В скобках заметим: и то и другое одинаковым образом значит, что его рифменная система была ощутимым уклонением от нормы. Из контекста цитированной работы В.А. Западова можно заключить, что под "критериями XVIII века" автор понимает именно "норму" эстетических представлений (то есть критерии, которыми руководствуется читательское сознание, воспитанное на произведениях литературного фона). Ср. в этой связи другое аналогично построенное рассуждение того же исследователя: "...Для конца XVIII - начала XIX в. "богатая" или "звонкая" - это точная рифма. "Бедная" - ассонансы, приблизительные рифмы, заударные диссонансы и т. п." (Западов 1969а, с. 81). Здесь также априори полагается, что эстетические критерии эпохи были едиными. Однако были в этом веке и иные критерии, и скорее всего, именно ими руководствовались наиболее культурные и чуткие к стиху читатели, сумевшие сразу оценить масштаб фигуры Державина, а впоследствии - его юного преемника (Пушкина). Таким образом, в приведенных высказываниях отразился методологический принцип, с которым трудно согласиться. Как определенная функциональная реальность, система русских рифм во всякий исторический момент составлена как нормой, так и эстетически значимыми уклонениями от нее. Описывая рифму не просто в качестве определенного языкового феномена, а как художественный элемент, различать эти понятия необходимо.


Трудно понять, исходя из точности/неточности компонентов рифмы, в чем художественные преимущества неточной рифмы как таковой перед точной (и почему, соответственно, первая, как следует из концепции В.М. Жирмунского, призвана удовлетворить поэтический вкус взамен второй).
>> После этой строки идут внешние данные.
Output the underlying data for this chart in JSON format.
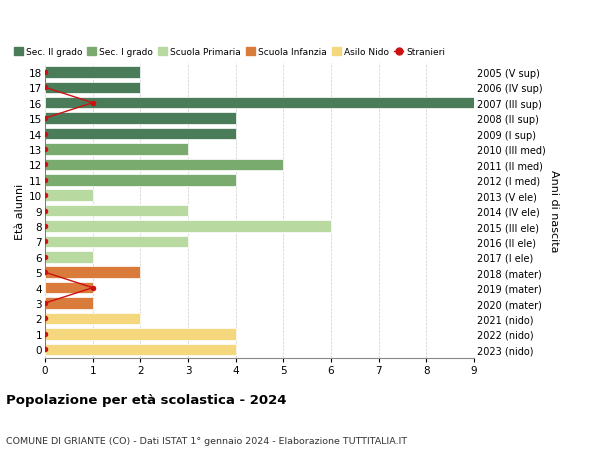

Если же перед нами просто частный случай общей ситуации смены нормативного элемента ненормативным, то совершенно ясно, что неточная рифма, став нормой, тоже может "смениться" точной (которая теперь отклонение от нормы), и такие возвраты к точности можно достоверно предсказывать.


Иными словами, явно неправомерно пытаться выводить законы "эволюции" из свойств самой рифмопары (к чему склоняются концепции В.М. Жирмунского и Б.В. Томашевского). А поскольку рифменные изменения - почти всегда следствие каких-то других перемен, идущих в системе поэзии, а не простое саморазвитие, необходимо сразу же привыкнуть к мысли о закономерности всяких нарушений последовательности, поступательности в движении того, что именуют "эволюцией рифмы".


Для того, чтобы можно было прослеживать изменения, какой-либо процесс, всегда необходимо избрать определенную точку отсчета таких изменений. В отношении рифменной эволюции роль точки отсчета в концепциях В.М. Жирмунского и Б.В. Томашевского играет категория звуковой "точности" рифмы - фиксируемые ими изменения описываются как изменения от точности к неточности. Однако факт, что точные/ неточные рифмы могут быть и не-нормативными и - в определенные моменты - нормативными; функциональная специфика тех и других неоднократно меняется в истории поэзии.


Всякое эволюционное изменение рифмы имеет внутренней целью ликвидировать развившуюся нормативность этого художественного элемента. Следовательно, точкой отсчета при описании эволюции рифмы целесообразно признать не какой-то ее определенный тип, а понятие ее канонической формы, понятие нормы рифмоупотребления, ибо эволюция эта осуществляется в виде фунцкционально значимых отклонений от нормы.


Как мы постараемся показать ниже, понятие "точной рифмы" оказывается непригодным для исследования в качестве такой точки.